1. In the Code folder, Program.cs contains the code we have used to test connect to Outlook 365 account using IMAP and OAuth2. Please navigate the “Option 2” selection for the IMAP/OAuth/Outlook 365 code path. The “AccessExchangeIMAPServer” method has 3 code blocks. One uses IMAP with OAuth2, one uses IMAP with the AzureROPCProvider and the third one uses Legacy IMAP connection to the Outlook 365 mail box.

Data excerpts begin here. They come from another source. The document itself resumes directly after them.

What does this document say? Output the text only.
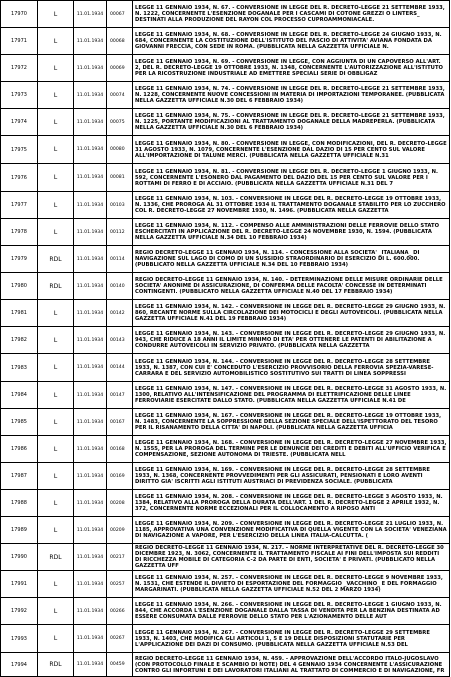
17970	L	11.01.1934 00067
LEGGE 11 GENNAIO 1934, N. 67. - CONVERSIONE IN LEGGE DEL R. DECRETO-LEGGE 21 SETTEMBRE 1933, N. 1222, CONCERNENTE L'ESENZIONE DOGANALE PER I CASCAMI DI COTONE GREZZI O LINTERS_ DESTINATI ALLA PRODUZIONE DEL RAYON COL PROCESSO CUPROAMMONIACALE.
17971	L	11.01.1934 00068
LEGGE 11 GENNAIO 1934, N. 68. - CONVERSIONE IN LEGGE DEL R. DECRETO-LEGGE 24 GIUGNO 1933, N. 684, CONCERNENTE LA COSTITUZIONE DELL'ISTITUTO DEL FASCIO DI ATTIVITA' AVIANA FONDATA DA GIOVANNI FRECCIA, CON SEDE IN ROMA. (PUBBLICATA NELLA GAZZETTA UFFICIALE N.
17972	L	11.01.1934 00069
LEGGE 11 GENNAIO 1934, N. 69. - CONVERSIONE IN LEGGE, CON AGGIUNTA DI UN CAPOVERSO ALL'ART. 2, DEL R. DECRETO-LEGGE 19 OTTOBRE 1933, N. 1348, CONCERNENTE L'AUTORIZZAZIONE ALL'ISTITUTO PER LA RICOSTRUZIONE INDUSTRIALE AD EMETTERE SPECIALI SERIE DI OBBLIGAZ
17973	L	11.01.1934 00074
LEGGE 11 GENNAIO 1934, N. 74. - CONVERSIONE IN LEGGE DEL R. DECRETO-LEGGE 21 SETTEMBRE 1933, N. 1228, CONCERNENTE NUOVE CONCESSIONI IN MATERIA DI IMPORTAZIONI TEMPORANEE. (PUBBLICATA NELLA GAZZETTA UFFICIALE N.30 DEL 6 FEBBRAIO 1934)
17974	L	11.01.1934 00075
LEGGE 11 GENNAIO 1934, N. 75. - CONVERSIONE IN LEGGE DEL R. DECRETO-LEGGE 21 SETTEMBRE 1933, N. 1225, PORTANTE MODIFICAZIONI AL TRATTAMENTO DOGANALE DELLA MADREPERLA. (PUBBLICATA NELLA GAZZETTA UFFICIALE N.30 DEL 6 FEBBRAIO 1934)
17975	L	11.01.1934 00080
LEGGE 11 GENNAIO 1934, N. 80. - CONVERSIONE IN LEGGE, CON MODIFICAZIONI, DEL R. DECRETO-LEGGE 31 AGOSTO 1933, N. 1079, CONCERNENTE L'ESENZIONE DAL DAZIO DI 15 PER CENTO SUL VALORE ALL'IMPORTAZIONE DI TALUNE MERCI. (PUBBLICATA NELLA GAZZETTA UFFICIALE N.31
17976	L	11.01.1934 00081
LEGGE 11 GENNAIO 1934, N. 81. - CONVERSIONE IN LEGGE DEL R. DECRETO-LEGGE 1 GIUGNO 1933, N. 592, CONCERNENTE L'ESONERO DAL PAGAMENTO DEL DAZIO DEL 15 PER CENTO SUL VALORE PER I ROTTAMI DI FERRO E DI ACCIAIO. (PUBBLICATA NELLA GAZZETTA UFFICIALE N.31 DEL 7
17977	L	11.01.1934 00103
LEGGE 11 GENNAIO 1934, N. 103. - CONVERSIONE IN LEGGE DEL R. DECRETO-LEGGE 19 OTTOBRE 1933, N. 1336, CHE PROROGA AL 31 OTTOBRE 1934 IL TRATTAMENTO DOGANALE STABILITO PER LO ZUCCHERO COL R. DECRETO-LEGGE 27 NOVEMBRE 1930, N. 1496. (PUBBLICATA NELLA GAZZETTA
17978	L	11.01.1934 00112
LEGGE 11 GENNAIO 1934, N. 112. - COMPENSO ALLE AMMINISTRAZIONI DELLE FERROVIE DELLO STATO ESCHERCITATI IN APPLICAZIONE DEL R. DECRETO-LEGGE 24 NOVEMBRE 1930, N. 1594. (PUBBLICATA NELLA GAZZETTA UFFICIALE N.34 DEL 10 FEBBRAIO 1934)
17979	RDL	11.01.1934 00114
REGIO DECRETO-LEGGE 11 GENNAIO 1934, N. 114. - CONCESSIONE ALLA SOCIETA' _ITALIANA_ DI NAVIGAZIONE SUL LAGO DI COMO DI UN SUSSIDIO STRAORDINARIO DI ESERCIZIO DI L. 600.000. (PUBBLICATO NELLA GAZZETTA UFFICIALE N.34 DEL 10 FEBBRAIO 1934)
17980	RDL	11.01.1934 00140
REGIO DECRETO-LEGGE 11 GENNAIO 1934, N. 140. - DETERMINAZIONE DELLE MISURE ORDINARIE DELLE SOCIETA' ANONIME DI ASSICURAZIONE, DI CONFERMA DELLE FACOLTA' CONCESSE IN DETERMINATI CONTINGENTI. (PUBBLICATO NELLA GAZZETTA UFFICIALE N.40 DEL 17 FEBBRAIO 1934)
17981	L	11.01.1934 00142
LEGGE 11 GENNAIO 1934, N. 142. - CONVERSIONE IN LEGGE DEL R. DECRETO-LEGGE 29 GIUGNO 1933, N. 860, RECANTE NORME SULLA CIRCOLAZIONE DEI MOTOCICLI E DEGLI AUTOVEICOLI. (PUBBLICATA NELLA GAZZETTA UFFICIALE N.41 DEL 19 FEBBRAIO 1934)
17982	L	11.01.1934 00143
LEGGE 11 GENNAIO 1934, N. 143. - CONVERSIONE IN LEGGE DEL R. DECRETO-LEGGE 29 GIUGNO 1933, N. 943, CHE RIDUCE A 18 ANNI IL LIMITE MINIMO DI ETA' PER OTTENERE LE PATENTI DI ABILITAZIONE A CONDURRE AUTOVEICOLI IN SERVIZIO PRIVATO. (PUBBLICATA NELLA GAZZETTA
17983	L	11.01.1934 00144
LEGGE 11 GENNAIO 1934, N. 144. - CONVERSIONE IN LEGGE DEL R. DECRETO-LEGGE 28 SETTEMBRE 1933, N. 1387, CON CUI E' CONCEDUTO L'ESERCIZIO PROVVISORIO DELLA FERROVIA SPEZIA-VARESE-CARRARA E DEL SERVIZIO AUTOMOBILISTICO SOSTITUTIVO SUI TRATTI DI LINEA SOPPRESSI
17984	L	11.01.1934 00147
LEGGE 11 GENNAIO 1934, N. 147. - CONVERSIONE IN LEGGE DEL R. DECRETO-LEGGE 31 AGOSTO 1933, N. 1300, RELATIVO ALL'INTENSIFICAZIONE DEL PROGRAMMA DI ELETTRIFICAZIONE DELLE LINEE FERROVIARIE ESERCITATE DALLO STATO. (PUBBLICATA NELLA GAZZETTA UFFICIALE N.41 DE
17985	L	11.01.1934 00167
LEGGE 11 GENNAIO 1934, N. 167. - CONVERSIONE IN LEGGE DEL R. DECRETO-LEGGE 19 OTTOBRE 1933, N. 1483, CONCERNENTE LA SOPPRESSIONE DELLA SEZIONE SPECIALE DELL'ISPETTORATO DEL TESORO PER IL RISANAMENTO DELLA CITTA' DI NAPOLI. (PUBBLICATA NELLA GAZZETTA UFFICIA
17986	L	11.01.1934 00168
LEGGE 11 GENNAIO 1934, N. 168. - CONVERSIONE IN LEGGE DEL R. DECRETO-LEGGE 27 NOVEMBRE 1933, N. 1555, PER LA PROROGA DEL TERMINE PER LE DENUNCIE DEI CREDITI E DEBITI ALL'UFFICIO VERIFICA E COMPENSAZIONE, SEZIONE AUTONOMA DI TRIESTE. (PUBBLICATA NELL
17987	L	11.01.1934 00169
LEGGE 11 GENNAIO 1934, N. 169. - CONVERSIONE IN LEGGE DEL R. DECRETO-LEGGE 28 SETTEMBRE 1933, N. 1368, CONCERNENTE PROVVEDIMENTI PER GLI ASSICURATI, PENSIONATI E LORO AVENTI DIRITTO GIA' ISCRITTI AGLI ISTITUTI AUSTRIACI DI PREVIDENZA SOCIALE. (PUBBLICATA
17988	L	11.01.1934 00208
LEGGE 11 GENNAIO 1934, N. 208. - CONVERSIONE IN LEGGE DEL R. DECRETO-LEGGE 3 AGOSTO 1933, N. 1384, RELATIVO ALLA PROROGA DELLA DURATA DELL'ART. 1 DEL R. DECRETO-LEGGE 2 APRILE 1932, N. 372, CONCERNENTE NORME ECCEZIONALI PER IL COLLOCAMENTO A RIPOSO ANTI
17989	L	11.01.1934 00209
LEGGE 11 GENNAIO 1934, N. 209. - CONVERSIONE IN LEGGE DEL R. DECRETO-LEGGE 21 LUGLIO 1933, N. 1185, APPROVATIVA UNA CONVENZIONE MODIFICATIVA DI QUELLA VIGENTE CON LA SOCIETA' VENEZIANA DI NAVIGAZIONE A VAPORE, PER L'ESERCIZIO DELLA LINEA ITALIA-CALCUTTA. (
17990	RDL	11.01.1934 00217
REGIO DECRETO-LEGGE 11 GENNAIO 1934, N. 217. - NORME INTERPRETATIVE DEL R. DECRETO-LEGGE 30 DICEMBRE 1923, N. 3062, CONCERNENTE IL TRATTAMENTO FISCALE AI FINI DELL'IMPOSTA SUI REDDITI DI RICCHEZZA MOBILE DI CATEGORIA C-2 DA PARTE DI ENTI, SOCIETA' E PRIVATI. (PUBBLICATO NELLA GAZZETTA UFF
17991	L	11.01.1934 00257
LEGGE 11 GENNAIO 1934, N. 257. - CONVERSIONE IN LEGGE DEL R. DECRETO-LEGGE 9 NOVEMBRE 1933, N. 1531, CHE ESTENDE IL DIVIETO DI ESPORTAZIONE DEL FORMAGGIO _VACCHINO_ E DEL FORMAGGIO MARGARINATI. (PUBBLICATA NELLA GAZZETTA UFFICIALE N.52 DEL 2 MARZO 1934)
17992	L	11.01.1934 00266
LEGGE 11 GENNAIO 1934, N. 266. - CONVERSIONE IN LEGGE DEL R. DECRETO-LEGGE 1 GIUGNO 1933, N. 844, CHE ACCORDA L'ESENZIONE DOGANALE DALLA TASSA DI VENDITA PER LA BENZINA DESTINATA AD ESSERE CONSUMATA DALLE FERROVIE DELLO STATO PER L'AZIONAMENTO DELLE AUT
17993	L	11.01.1934 00267
LEGGE 11 GENNAIO 1934, N. 267. - CONVERSIONE IN LEGGE DEL R. DECRETO-LEGGE 29 SETTEMBRE 1933, N. 1403, CHE MODIFICA GLI ARTICOLI 1, 5 E 19 DELLE DISPOSIZIONI STATUTARIE PER L'APPLICAZIONE DEI DAZI DI CONSUMO. (PUBBLICATA NELLA GAZZETTA UFFICIALE N.53 DEL
17994	RDL	11.01.1934 00459
REGIO DECRETO-LEGGE 11 GENNAIO 1934, N. 459. - APPROVAZIONE DELL'ACCORDO ITALO-JUGOSLAVO (CON PROTOCOLLO FINALE E SCAMBIO DI NOTE) DEL 4 GENNAIO 1934 CONCERNENTE L'ASSICURAZIONE CONTRO GLI INFORTUNI E DEI LAVORATORI ITALIANI AL TRATTATO DI COMMERCIO E DI NAVIGAZIONE, FR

Only the last option (Legacy) works in our tests.

2. In the “Aspose IMAP logs” folder, there are 2 log files.
   (1) Aspose.Email.IMAP_2020-6-1_0_OAuth.log: Are the IMAP calls made when OAuth is used. You can see that we are noticing a “BAD User is authenticated but not connected” error that we don’t see using Legacy/Plain authentication
   (2) Aspose.Email.IMAP_2020-6-1-Legacy.log: contains the IMAP calls made when using Legacy authentication.

3. In the “Screen Shots” folder, you will find a screen shot of the API permissions given to the Application registered in Azure portal whose ClientId/ClientSecret is being used by the POC Console application.

Please let us know what you find in your analysis of our setup/issue.

Thank you,
Murali

ToAsposeSupport 06012020.zip (62.1 KB)

@muraliHuron,

We are verifying the information shared by you and will share the feedback with you as soon as possible.

@muraliHuron,

We have investigated the issue on our end and request you to please create account with Microsoft 365 Developer Program and provide it us. Please also create there test azure application and we will help you to configure it. We actually need credentials to completely check this problem on our end.